Perfect fall days are a particular torture.

            Perfect: Blue sky, cool, sun, a crisp snap to the air. Apple days. Cliched days.

            Torture: You know they won’t last. There’s nothing you can do to properly celebrate them, short of being outside all day. And even then a sense of desperation tugs at my skin.

When I was younger the only way to do justice to these days was to rock climb. Sitting on a ledge, looking down into a valley of yellow, orange and red tinged trees, while the turkey vultures soared below me was heaven. The pull and tug of climbing, the sore fingertips, the dusty smell of chalk on my hands all aligned with the wrestle with the day, which was the wrestle of my soul. The way I knew I had taken all the day had to offer was walking out at dusk or in the dark, the clank of climbing gear a sort of music. My climbing partner and I were always hungry and tired and satisfied.

Now, since I climb little, I am learning new ways to swallow these days. On Saturday Peter and I started our bird search, which was really a sparrow search, at Southlands, a large horse farm south of Rhinebeck, New York. There are fields of uncut grasses, and in them sparrows sprung up, allowing us a peak: Savannah, White-throated, Field, Song, Chipping, and one special Lincoln’s. A kestrel—my favorite little falcon—soared from one end of a wide field to the other. We heard pileated, red-bellied, downy and hairy woodpeckers in the woods. It was beautiful. And after three hours of walk, it wasn’t enough.

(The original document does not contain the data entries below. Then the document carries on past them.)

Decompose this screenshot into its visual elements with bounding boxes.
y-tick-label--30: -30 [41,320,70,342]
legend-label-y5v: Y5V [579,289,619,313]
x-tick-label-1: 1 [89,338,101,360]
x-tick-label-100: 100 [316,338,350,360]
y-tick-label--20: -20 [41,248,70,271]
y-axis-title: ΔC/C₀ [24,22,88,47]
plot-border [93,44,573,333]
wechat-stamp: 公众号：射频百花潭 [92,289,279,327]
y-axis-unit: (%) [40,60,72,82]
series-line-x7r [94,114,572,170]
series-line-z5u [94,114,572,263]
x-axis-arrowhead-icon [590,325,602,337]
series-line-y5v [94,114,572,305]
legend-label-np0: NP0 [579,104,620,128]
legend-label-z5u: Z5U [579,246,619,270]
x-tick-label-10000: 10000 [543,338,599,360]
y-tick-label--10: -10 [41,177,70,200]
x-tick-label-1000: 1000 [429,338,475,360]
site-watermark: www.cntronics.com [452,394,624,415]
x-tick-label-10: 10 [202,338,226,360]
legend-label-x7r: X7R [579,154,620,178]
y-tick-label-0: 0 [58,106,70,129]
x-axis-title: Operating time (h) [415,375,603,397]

So we drove north to Rockefeller Lane. This road runs beside Greig Farm, which in this season is putting up beautiful lettuce, celery and not much else. Some of the fields are left fallow. From all of the rain earlier in the fall, puddles remain. Just as we were following a few pipet-looking birds, a flock of five shorebirds circled in front of us. “Those are good birds,” Peter said as we followed them with our bins. “Keep an eye on them.” They circled and circled. “Land,” Peter whispered, willing them to ground. And sure enough, they landed in a large puddle about 150 feet in front of us. I stayed put with the scope, while Peter inched forward with his camera. I saw two pectoral sandpipers and a least sandpiper (that shorebird workshop paid off!). And then there was something else amidst these birds. It had blue grey wings, a white belly, a dark stout bill. A phalarope. But what sort. Phalaropes do not frequent this part of the state, so it’s not a species Peter knew well. Peter’s first guess was a Red, and countless emails and analyzing his photos later he decides the first instinct was correct. 

A red phalarope is an uncommon bird anywhere, and in this area, downright rare. Seeing the phalarope added to the exhilaration of the day: there were treasures out there to be seen! So after a short break we had to be out once again. We drove to the road to Cruger Island. The passageway there was thick with mud. We walked out with a duck hunter wearing camouflaged waders; duck season has begun. Out by the island a tin boat lurked with four hunters waiting near their decoys. In the distance the shot of a gun. This wasn’t how I intended our day to end, with the birds I had sought all day being shot from the sky.

We walked the train tracks, skirting the South Tivoli Bay. Mute swans graced the far shore, mallards hid, a few blue herons stood stock still in the shallow water. Five coots, unusual at this time of the year, bobbed together, their white bills evident from a distance.

The sun headed west. We headed home. A fat moon rose. A perfect day had ended as it should: walking out in the dark. There was no clank of gear or smell of chalked hands, but rather the squish of our rubber boots in the mud, and the silence as we listened for owls.